At one point Sam asked about the Our Father. When the actor learned that it was a prayer taught by Jesus to his disciples, he asked me to dissect it for him, line by line. We talked about its underlying structure--beginning with its traditional praise to God, the expression of hope for God's "kingdom," petition for one's daily needs, a desire for forgiveness and an offer of forgiveness for others. Each phrase provoked more questions from Sam. For all his lack of formal religious training, some of the actor's queries would challenge even the best theologians. "I want to go back to something you just said: Thy kingdom come. Your kingdom come? Does that mean I'm coming to your kingdom in heaven, or is heaven coming to me?"
Late in the afternoon, to give Sam a flavor of the style of Jesus's preaching, I read aloud some well-known Gospel passages, including the Sermon on the Mount: "Blessed are the poor in spirit..." For after we had dipped into random passages from the Bible, we started to focus on what the actor was most interested in for the purposes of the new play: the story of Jesus and Nazareth and the man who had betrayed him.

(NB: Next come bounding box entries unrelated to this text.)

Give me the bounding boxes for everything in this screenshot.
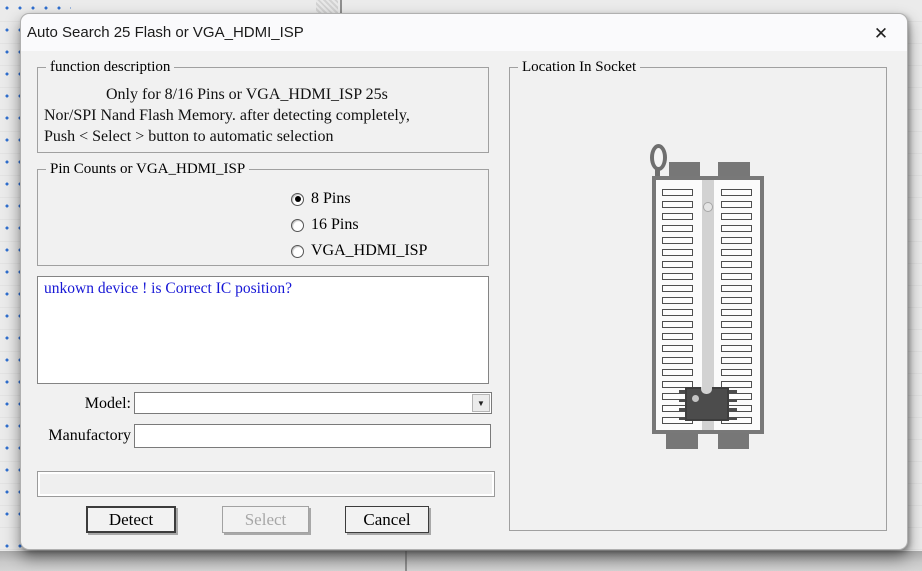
description-line: Only for 8/16 Pins or VGA_HDMI_ISP 25s: [44, 84, 484, 105]
description-line: Push < Select > button to automatic sele…: [44, 126, 484, 147]
background-hatch-strip: [316, 0, 338, 13]
select-button-label: Select: [245, 510, 287, 530]
radio-vga-hdmi-isp[interactable]: VGA_HDMI_ISP: [291, 242, 427, 260]
socket-slot: [721, 297, 752, 304]
chip-pin1-dot: [692, 395, 699, 402]
cancel-button[interactable]: Cancel: [345, 506, 429, 533]
chip-pin: [729, 390, 737, 393]
socket-slot: [662, 201, 693, 208]
socket-top-tab: [718, 162, 750, 177]
chip-pin: [729, 417, 737, 420]
progress-bar: [37, 471, 495, 497]
detection-message: unkown device ! is Correct IC position?: [44, 280, 292, 297]
socket-slot: [662, 297, 693, 304]
radio-selected-icon: [291, 193, 304, 206]
location-in-socket-group: Location In Socket: [509, 67, 887, 531]
radio-label: 8 Pins: [311, 190, 351, 208]
socket-slot: [721, 309, 752, 316]
socket-slot: [662, 249, 693, 256]
auto-search-dialog: Auto Search 25 Flash or VGA_HDMI_ISP ✕ f…: [20, 13, 908, 550]
socket-slot: [662, 321, 693, 328]
chip-pin: [729, 399, 737, 402]
socket-bottom-tab: [718, 433, 749, 449]
socket-slot: [721, 201, 752, 208]
background-bottom-line: [405, 551, 407, 571]
socket-slot: [662, 213, 693, 220]
chevron-down-icon: ▼: [477, 399, 485, 408]
socket-slot: [662, 309, 693, 316]
background-vertical-line: [340, 0, 342, 13]
close-icon: ✕: [874, 24, 888, 44]
model-combobox[interactable]: ▼: [134, 392, 492, 414]
model-label: Model:: [37, 395, 131, 413]
socket-body: [652, 176, 764, 434]
socket-slot: [662, 225, 693, 232]
socket-slot: [721, 321, 752, 328]
socket-slot: [662, 369, 693, 376]
grid-dots-col1: [5, 28, 9, 534]
close-button[interactable]: ✕: [867, 22, 895, 46]
detection-result-list[interactable]: unkown device ! is Correct IC position?: [37, 276, 489, 384]
radio-label: 16 Pins: [311, 216, 359, 234]
socket-slot: [662, 285, 693, 292]
dialog-title: Auto Search 25 Flash or VGA_HDMI_ISP: [27, 24, 304, 41]
socket-slot: [721, 273, 752, 280]
title-bar[interactable]: Auto Search 25 Flash or VGA_HDMI_ISP: [21, 14, 907, 51]
detect-button[interactable]: Detect: [86, 506, 176, 533]
pin-counts-options: 8 Pins 16 Pins VGA_HDMI_ISP: [291, 190, 427, 260]
socket-slot: [662, 357, 693, 364]
socket-slot: [662, 189, 693, 196]
socket-slot: [662, 273, 693, 280]
socket-slot: [721, 189, 752, 196]
detect-button-label: Detect: [109, 510, 153, 530]
socket-slot: [721, 369, 752, 376]
socket-bottom-tab: [666, 433, 698, 449]
select-button[interactable]: Select: [222, 506, 309, 533]
background-bottom-band: [0, 551, 922, 571]
socket-slot: [662, 237, 693, 244]
inserted-chip-icon: [685, 387, 729, 421]
socket-lever-icon: [650, 144, 667, 171]
description-line: Nor/SPI Nand Flash Memory. after detecti…: [44, 105, 484, 126]
manufactory-label: Manufactory: [31, 427, 131, 445]
socket-slot: [721, 213, 752, 220]
socket-pivot-circle: [703, 202, 713, 212]
socket-slot: [721, 333, 752, 340]
socket-slot: [721, 285, 752, 292]
socket-slot: [721, 249, 752, 256]
function-description-legend: function description: [46, 58, 174, 77]
grid-dots-top: [5, 6, 71, 10]
function-description-text: Only for 8/16 Pins or VGA_HDMI_ISP 25s N…: [44, 84, 484, 147]
socket-slot: [662, 333, 693, 340]
socket-slot: [721, 357, 752, 364]
radio-label: VGA_HDMI_ISP: [311, 242, 427, 260]
chip-pins-right: [729, 390, 737, 420]
radio-unselected-icon: [291, 219, 304, 232]
function-description-group: function description Only for 8/16 Pins …: [37, 67, 489, 153]
cancel-button-label: Cancel: [363, 510, 410, 530]
chip-pin: [729, 408, 737, 411]
socket-top-tab: [669, 162, 700, 177]
radio-unselected-icon: [291, 245, 304, 258]
chip-notch: [701, 387, 712, 394]
radio-16-pins[interactable]: 16 Pins: [291, 216, 427, 234]
manufactory-input[interactable]: [134, 424, 491, 448]
socket-slot: [721, 345, 752, 352]
model-dropdown-button[interactable]: ▼: [472, 394, 490, 412]
socket-slot: [721, 237, 752, 244]
socket-slot: [662, 261, 693, 268]
radio-8-pins[interactable]: 8 Pins: [291, 190, 427, 208]
pin-counts-group: Pin Counts or VGA_HDMI_ISP 8 Pins 16 Pin…: [37, 169, 489, 266]
socket-slot: [662, 345, 693, 352]
socket-slot: [721, 225, 752, 232]
socket-slot: [721, 261, 752, 268]
zif-socket-graphic: [510, 68, 886, 530]
pin-counts-legend: Pin Counts or VGA_HDMI_ISP: [46, 160, 249, 179]
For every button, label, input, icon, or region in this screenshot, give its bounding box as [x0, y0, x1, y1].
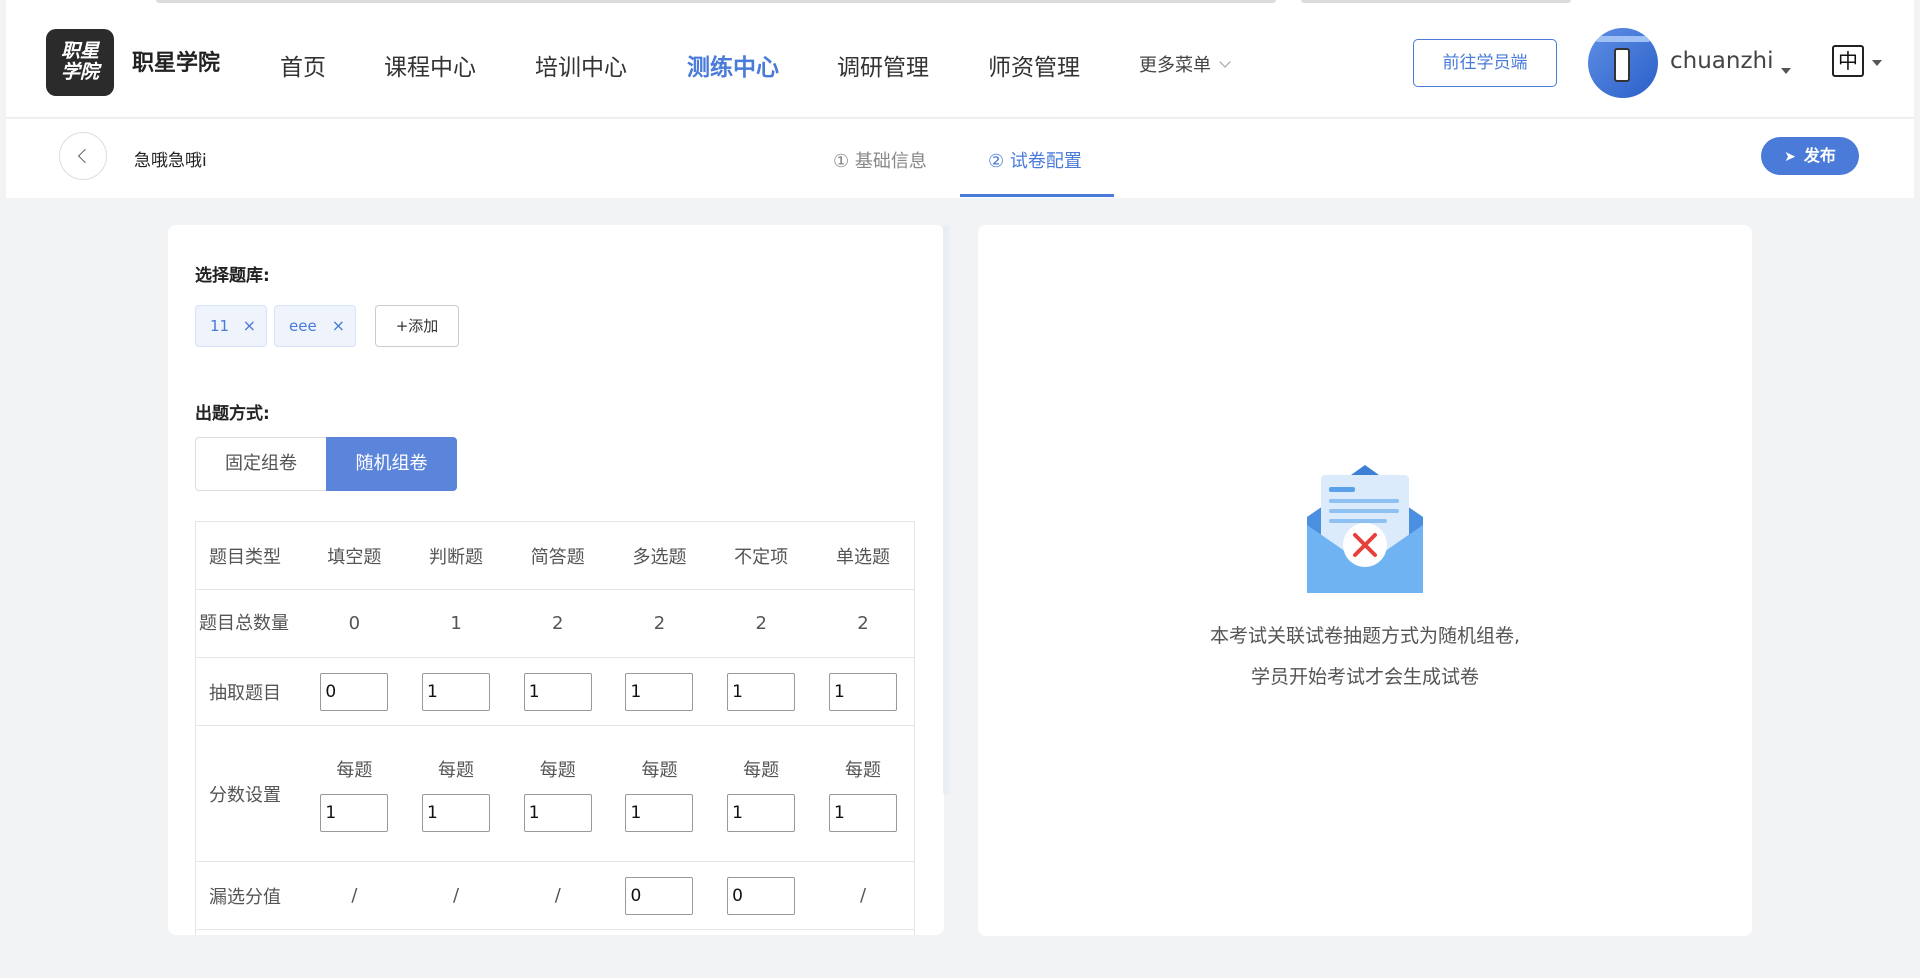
per-question-label: 每题	[539, 759, 576, 781]
caret-down-icon[interactable]	[1872, 60, 1882, 66]
bank-tag: eee ×	[274, 305, 356, 347]
mode-random[interactable]: 随机组卷	[326, 437, 457, 491]
add-bank-button[interactable]: +添加	[375, 305, 459, 347]
row-label: 漏选分值	[195, 861, 304, 930]
nav-test-center[interactable]: 测练中心	[687, 48, 779, 82]
total-count: 2	[608, 589, 711, 658]
row-label: 题目类型	[195, 521, 304, 590]
nav-course-center[interactable]: 课程中心	[384, 48, 476, 82]
table-row: 抽取题目 0 1 1 1 1 1	[195, 657, 915, 726]
row-label: 分数设置	[195, 725, 304, 862]
draw-count-input[interactable]: 1	[829, 672, 897, 711]
more-menu[interactable]: 更多菜单	[1139, 51, 1231, 77]
partial-score-na: /	[405, 861, 507, 930]
publish-button[interactable]: ➤ 发布	[1761, 137, 1859, 175]
browser-edge	[1301, 0, 1571, 3]
nav-survey[interactable]: 调研管理	[837, 48, 929, 82]
type-header: 填空题	[303, 521, 406, 590]
partial-score-input[interactable]: 0	[727, 876, 796, 915]
partial-score-na: /	[506, 861, 609, 930]
publish-label: 发布	[1803, 146, 1836, 165]
table-row	[195, 929, 915, 935]
per-question-label: 每题	[438, 759, 475, 781]
type-header: 不定项	[710, 521, 813, 590]
draw-count-input[interactable]: 1	[523, 672, 592, 711]
send-icon: ➤	[1784, 149, 1796, 165]
total-count: 0	[303, 589, 406, 658]
scrollbar[interactable]	[943, 225, 949, 795]
empty-message-line2: 学员开始考试才会生成试卷	[1250, 666, 1479, 688]
score-input[interactable]: 1	[320, 793, 389, 832]
total-count: 2	[812, 589, 915, 658]
step-paper-config[interactable]: ② 试卷配置	[988, 147, 1082, 173]
exam-title: 急哦急哦i	[134, 151, 207, 171]
mode-label: 出题方式:	[195, 404, 270, 424]
empty-mail-icon	[1307, 465, 1423, 593]
score-input[interactable]: 1	[523, 793, 592, 832]
logo[interactable]: 职星学院	[46, 29, 114, 96]
bank-tag-name: eee	[289, 317, 317, 335]
close-icon[interactable]: ×	[332, 306, 345, 346]
per-question-label: 每题	[336, 759, 373, 781]
browser-edge	[156, 0, 1276, 3]
table-row: 分数设置 每题 1 每题 1 每题 1 每题 1 每题 1 每题 1	[195, 725, 915, 862]
draw-count-input[interactable]: 1	[727, 672, 796, 711]
nav-training-center[interactable]: 培训中心	[535, 48, 627, 82]
preview-panel: 本考试关联试卷抽题方式为随机组卷, 学员开始考试才会生成试卷	[978, 225, 1752, 936]
draw-count-input[interactable]: 1	[625, 672, 694, 711]
row-label: 抽取题目	[195, 657, 304, 726]
top-nav: 职星学院 职星学院 首页 课程中心 培训中心 测练中心 调研管理 师资管理 更多…	[6, 0, 1914, 118]
mode-fixed[interactable]: 固定组卷	[195, 437, 326, 491]
bank-tag: 11 ×	[195, 305, 267, 347]
per-question-label: 每题	[743, 759, 780, 781]
nav-home[interactable]: 首页	[280, 48, 326, 82]
bank-label: 选择题库:	[195, 266, 270, 286]
score-input[interactable]: 1	[727, 793, 796, 832]
nav-teachers[interactable]: 师资管理	[988, 48, 1080, 82]
total-count: 2	[506, 589, 609, 658]
username[interactable]: chuanzhi	[1670, 48, 1774, 74]
draw-count-input[interactable]: 1	[422, 672, 491, 711]
chevron-left-icon	[77, 148, 93, 164]
sub-header: 急哦急哦i ① 基础信息 ② 试卷配置 ➤ 发布	[6, 119, 1914, 198]
close-icon[interactable]: ×	[243, 306, 256, 346]
avatar[interactable]	[1588, 28, 1658, 98]
score-input[interactable]: 1	[422, 793, 491, 832]
step-basic-info[interactable]: ① 基础信息	[833, 147, 927, 173]
per-question-label: 每题	[641, 759, 678, 781]
phone-icon	[1614, 48, 1630, 82]
total-count: 2	[710, 589, 813, 658]
caret-down-icon[interactable]	[1781, 68, 1791, 74]
per-question-label: 每题	[845, 759, 881, 781]
table-row: 漏选分值 / / / 0 0 /	[195, 861, 915, 930]
total-count: 1	[405, 589, 507, 658]
type-header: 简答题	[506, 521, 609, 590]
table-row: 题目总数量 0 1 2 2 2 2	[195, 589, 915, 658]
active-step-underline	[960, 194, 1114, 197]
goto-student-button[interactable]: 前往学员端	[1413, 39, 1557, 87]
question-config-table: 题目类型 填空题 判断题 简答题 多选题 不定项 单选题 题目总数量 0 1 2…	[195, 521, 915, 935]
chevron-down-icon	[1219, 56, 1231, 68]
more-menu-label: 更多菜单	[1139, 55, 1211, 76]
back-button[interactable]	[59, 132, 107, 180]
draw-count-input[interactable]: 0	[320, 672, 389, 711]
row-label: 题目总数量	[195, 589, 304, 658]
partial-score-na: /	[812, 861, 915, 930]
avatar-banner	[1596, 36, 1650, 42]
bank-tag-name: 11	[210, 317, 230, 335]
config-panel: 选择题库: 11 × eee × +添加 出题方式: 固定组卷 随机组卷 题目类…	[168, 225, 944, 935]
score-input[interactable]: 1	[829, 793, 897, 832]
brand-name: 职星学院	[132, 51, 221, 76]
language-switch[interactable]: 中	[1832, 45, 1864, 77]
table-row: 题目类型 填空题 判断题 简答题 多选题 不定项 单选题	[195, 521, 915, 590]
type-header: 多选题	[608, 521, 711, 590]
type-header: 单选题	[812, 521, 915, 590]
partial-score-na: /	[303, 861, 406, 930]
logo-text: 职星学院	[60, 40, 99, 83]
partial-score-input[interactable]: 0	[625, 876, 694, 915]
score-input[interactable]: 1	[625, 793, 694, 832]
type-header: 判断题	[405, 521, 507, 590]
empty-message-line1: 本考试关联试卷抽题方式为随机组卷,	[1209, 625, 1521, 647]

As it happens, the study of what contemporary theologians term the "historical Jesus" has long been an avocation for me. This branch of New Testament scholarship uses modern scholarly methods--like archeology, text criticism and research into the social and cultural life of first-century Palestine--to understand Jesus of Nazareth and his circle of disciples. Almost twenty years ago, when I entered the Jesuit novitiate, I was given a slim book called Jesus Before Christianity, by a Dominican priest named Albert Nolan. In his book Nolan describes daily life in ancient Galilee, Jewish practices and beliefs at the time of Jesus, and the real-world events that lay behind some of Jesus's most famous stories and parables. Nolan's fascinating study launched me on a quest to read as much as I could about the "Jesus of history."
The more Sam and I talked, the more enthusiastic I grew about the play. And happily, the actor proved an open and self-effacing fellow.
Sam was interested in learning everything he could about his character, and I could see how important this kind of preparation was for him. Almost a year after "Judas" closed he started to research another role--as a fundamentalist Christian who ends up murdering his wife--and asked if I could accompany him to a Pentecostal service in Manhattan. "What's with all these religious roles I'm getting?" he asked. But for now Sam would give me a real run for my money with a barrage of questions over the next few months: What was life like for the apostles? What do we know about Judas Iscariot? Why did he betray Jesus? Could Jesus have forgiven him? Sam's curiosity astounded me.
When I mentioned this to a Jesuit friend, he said, "Aren't you glad you paid attention in your New Testament classes?"
Then he paused and said, "What do you know about Judas anyway?"